We have to consider all minimal (P,Q,R)-chains.
The TRS P is empty. Hence, there is no (P,Q,R) chain.

↳ QTRS

  ↳ DependencyPairsProof

    ↳ QDP

      ↳ EdgeDeletionProof

        ↳ QDP

          ↳ DependencyGraphProof

            ↳ AND

              ↳ QDP

              ↳ QDP

              ↳ QDP

              ↳ QDP

              ↳ QDP

              ↳ QDP

              ↳ QDP

Q DP problem:
The TRS P consists of the following rules:

SUM(++(xs, :(x, :(y, ys)))) → SUM(++(xs, sum(:(x, :(y, ys)))))
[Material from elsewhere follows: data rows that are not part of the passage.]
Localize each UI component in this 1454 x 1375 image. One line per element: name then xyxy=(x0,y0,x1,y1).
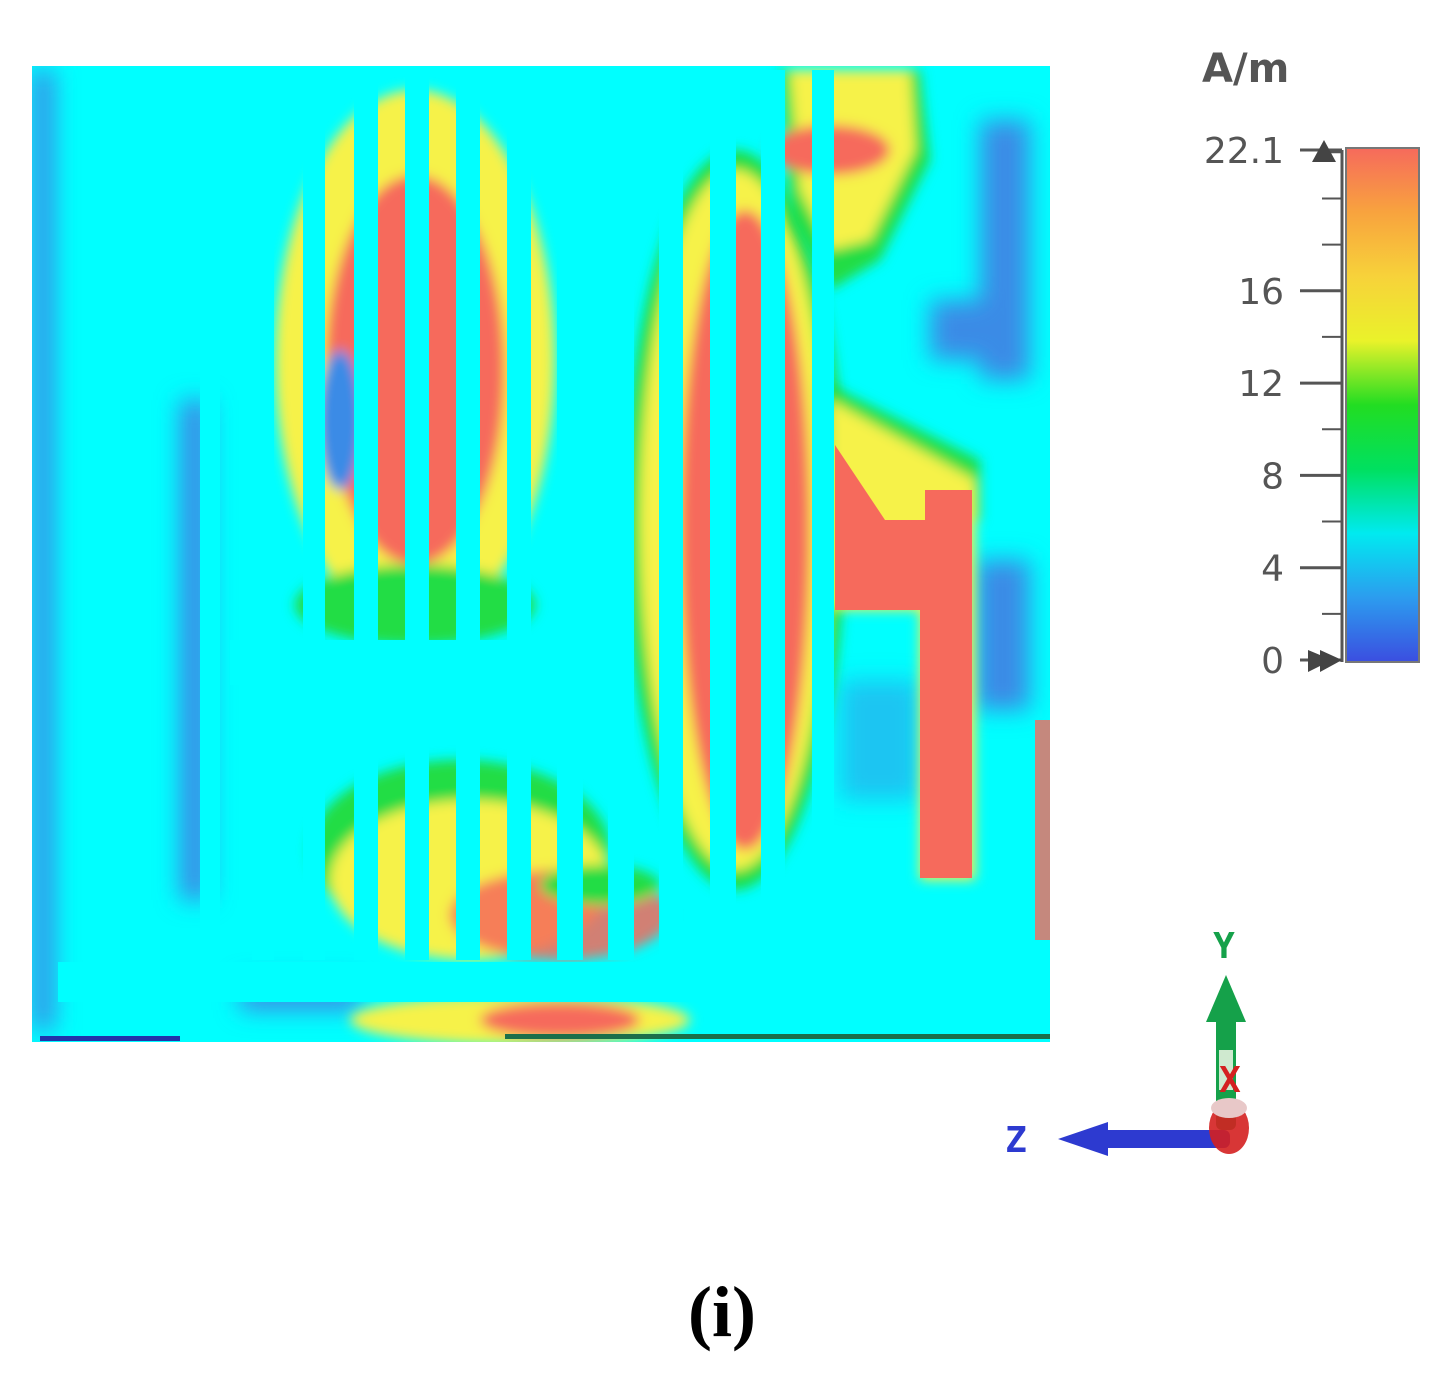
x-axis-label: X xyxy=(1219,1060,1241,1101)
colorbar: A/m 22.1 16 12 8 4 0 xyxy=(1202,46,1420,682)
y-axis-arrowhead xyxy=(1206,975,1246,1022)
colorbar-tick-label: 4 xyxy=(1261,549,1284,590)
colorbar-tick-label: 12 xyxy=(1238,364,1284,405)
slot-stripe xyxy=(812,70,834,960)
slot-stripe xyxy=(710,70,736,960)
slot-stripe xyxy=(507,70,531,960)
bottom-edge-dark-right xyxy=(505,1034,1050,1039)
slot-stripe xyxy=(303,70,325,960)
colorbar-tick-label: 22.1 xyxy=(1204,131,1284,172)
slot-stripe xyxy=(82,70,106,960)
bottom-edge-strip xyxy=(350,995,690,1042)
slot-stripes xyxy=(82,70,834,960)
y-axis-shaft-light xyxy=(1219,1050,1233,1090)
bottom-edge-dark-left xyxy=(40,1036,180,1041)
figure-caption: (i) xyxy=(688,1272,756,1352)
map-cool-regions xyxy=(32,70,1030,1030)
x-axis-marker-top xyxy=(1211,1098,1247,1118)
slot-stripe xyxy=(128,70,150,960)
z-axis-shaft xyxy=(1100,1130,1230,1148)
slot-stripe xyxy=(557,70,583,960)
slot-stripe xyxy=(608,70,634,960)
axis-triad: Y Z X xyxy=(1005,926,1249,1161)
colorbar-unit: A/m xyxy=(1202,46,1289,92)
colorbar-tick-label: 0 xyxy=(1261,641,1284,682)
slot-stripe xyxy=(200,70,220,960)
slot-stripe xyxy=(456,70,480,960)
slot-stripe xyxy=(405,70,429,960)
slot-stripe xyxy=(252,70,274,960)
z-axis-label: Z xyxy=(1005,1120,1027,1161)
horizontal-slot xyxy=(230,640,550,685)
field-map xyxy=(32,66,1050,1042)
right-hot-band xyxy=(835,445,972,878)
colorbar-tick-label: 8 xyxy=(1261,456,1284,497)
colorbar-tick-label: 16 xyxy=(1238,272,1284,313)
y-axis-label: Y xyxy=(1213,926,1235,967)
slot-stripe xyxy=(659,70,683,960)
colorbar-ticks: 22.1 16 12 8 4 0 xyxy=(1204,131,1342,682)
bottom-slot xyxy=(58,962,1048,1002)
slot-stripe xyxy=(354,70,378,960)
colorbar-gradient xyxy=(1345,147,1420,663)
colorbar-min-marker-2 xyxy=(1320,650,1342,672)
right-edge-line xyxy=(1035,720,1050,940)
z-axis-arrowhead xyxy=(1058,1122,1108,1156)
slot-stripe xyxy=(761,70,785,960)
colorbar-max-marker xyxy=(1312,140,1336,162)
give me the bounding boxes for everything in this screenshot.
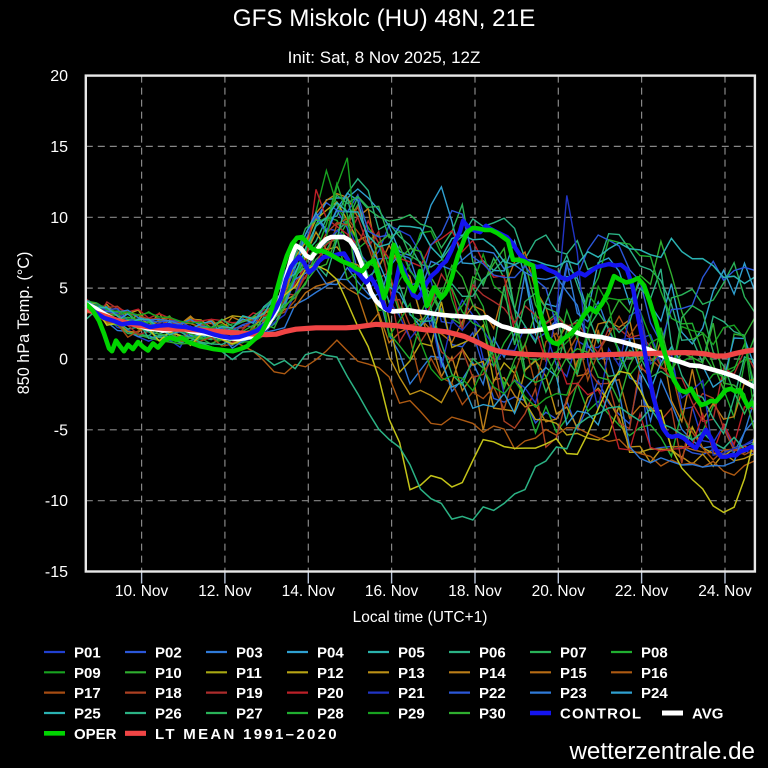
- svg-text:P23: P23: [560, 685, 587, 702]
- svg-text:-10: -10: [45, 493, 68, 510]
- svg-text:LT MEAN 1991–2020: LT MEAN 1991–2020: [155, 726, 339, 743]
- svg-text:-5: -5: [54, 422, 68, 439]
- svg-text:P05: P05: [398, 645, 425, 662]
- svg-text:P17: P17: [74, 685, 101, 702]
- svg-text:-15: -15: [45, 564, 68, 581]
- svg-text:P02: P02: [155, 645, 182, 662]
- svg-text:P21: P21: [398, 685, 425, 702]
- svg-text:18. Nov: 18. Nov: [448, 583, 502, 600]
- svg-text:P27: P27: [236, 706, 263, 723]
- svg-text:5: 5: [59, 281, 68, 298]
- svg-text:P22: P22: [479, 685, 506, 702]
- svg-text:P03: P03: [236, 645, 263, 662]
- svg-text:P30: P30: [479, 706, 506, 723]
- svg-text:Local time (UTC+1): Local time (UTC+1): [353, 609, 488, 626]
- svg-text:P29: P29: [398, 706, 425, 723]
- svg-text:20: 20: [50, 68, 68, 85]
- svg-text:15: 15: [50, 139, 68, 156]
- svg-text:P13: P13: [398, 665, 425, 682]
- svg-text:22. Nov: 22. Nov: [615, 583, 669, 600]
- svg-text:P04: P04: [317, 645, 344, 662]
- svg-text:wetterzentrale.de: wetterzentrale.de: [568, 738, 755, 765]
- svg-text:OPER: OPER: [74, 726, 117, 743]
- svg-text:CONTROL: CONTROL: [560, 706, 642, 723]
- svg-text:P25: P25: [74, 706, 101, 723]
- svg-text:P24: P24: [641, 685, 668, 702]
- svg-text:P28: P28: [317, 706, 344, 723]
- svg-text:10: 10: [50, 210, 68, 227]
- svg-text:P06: P06: [479, 645, 506, 662]
- svg-text:20. Nov: 20. Nov: [532, 583, 586, 600]
- svg-text:24. Nov: 24. Nov: [698, 583, 752, 600]
- svg-text:P16: P16: [641, 665, 668, 682]
- svg-text:Init: Sat, 8 Nov 2025, 12Z: Init: Sat, 8 Nov 2025, 12Z: [288, 48, 481, 67]
- svg-text:P20: P20: [317, 685, 344, 702]
- svg-text:P15: P15: [560, 665, 587, 682]
- svg-text:16. Nov: 16. Nov: [365, 583, 419, 600]
- svg-text:14. Nov: 14. Nov: [282, 583, 336, 600]
- svg-text:P26: P26: [155, 706, 182, 723]
- svg-text:P18: P18: [155, 685, 182, 702]
- svg-text:850 hPa Temp. (°C): 850 hPa Temp. (°C): [15, 252, 33, 395]
- svg-text:P07: P07: [560, 645, 587, 662]
- svg-text:P12: P12: [317, 665, 344, 682]
- svg-text:P08: P08: [641, 645, 668, 662]
- svg-text:P19: P19: [236, 685, 263, 702]
- svg-text:0: 0: [59, 352, 68, 369]
- svg-text:12. Nov: 12. Nov: [198, 583, 252, 600]
- svg-text:AVG: AVG: [692, 706, 723, 723]
- svg-text:P14: P14: [479, 665, 506, 682]
- svg-text:GFS Miskolc (HU) 48N, 21E: GFS Miskolc (HU) 48N, 21E: [233, 5, 535, 32]
- svg-text:P11: P11: [236, 665, 262, 682]
- svg-text:P09: P09: [74, 665, 101, 682]
- svg-text:P10: P10: [155, 665, 182, 682]
- svg-text:P01: P01: [74, 645, 101, 662]
- svg-text:10. Nov: 10. Nov: [115, 583, 169, 600]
The TRS R consists of the following rules:

+(0, y) → y
+(s(x), y) → s(+(x, y))
++(nil, ys) → ys
++(:(x, xs), ys) → :(x, ++(xs, ys))
sum(:(x, nil)) → :(x, nil)
sum(:(x, :(y, xs))) → sum(:(+(x, y), xs))
sum(++(xs, :(x, :(y, ys)))) → sum(++(xs, sum(:(x, :(y, ys)))))
-(x, 0) → x
-(0, s(y)) → 0
-(s(x), s(y)) → -(x, y)
quot(0, s(y)) → 0
quot(s(x), s(y)) → s(quot(-(x, y), s(y)))
length(nil) → 0
length(:(x, xs)) → s(length(xs))
hd(:(x, xs)) → x
avg(xs) → quot(hd(sum(xs)), length(xs))

Q is empty.
We have to consider all minimal (P,Q,R)-chains.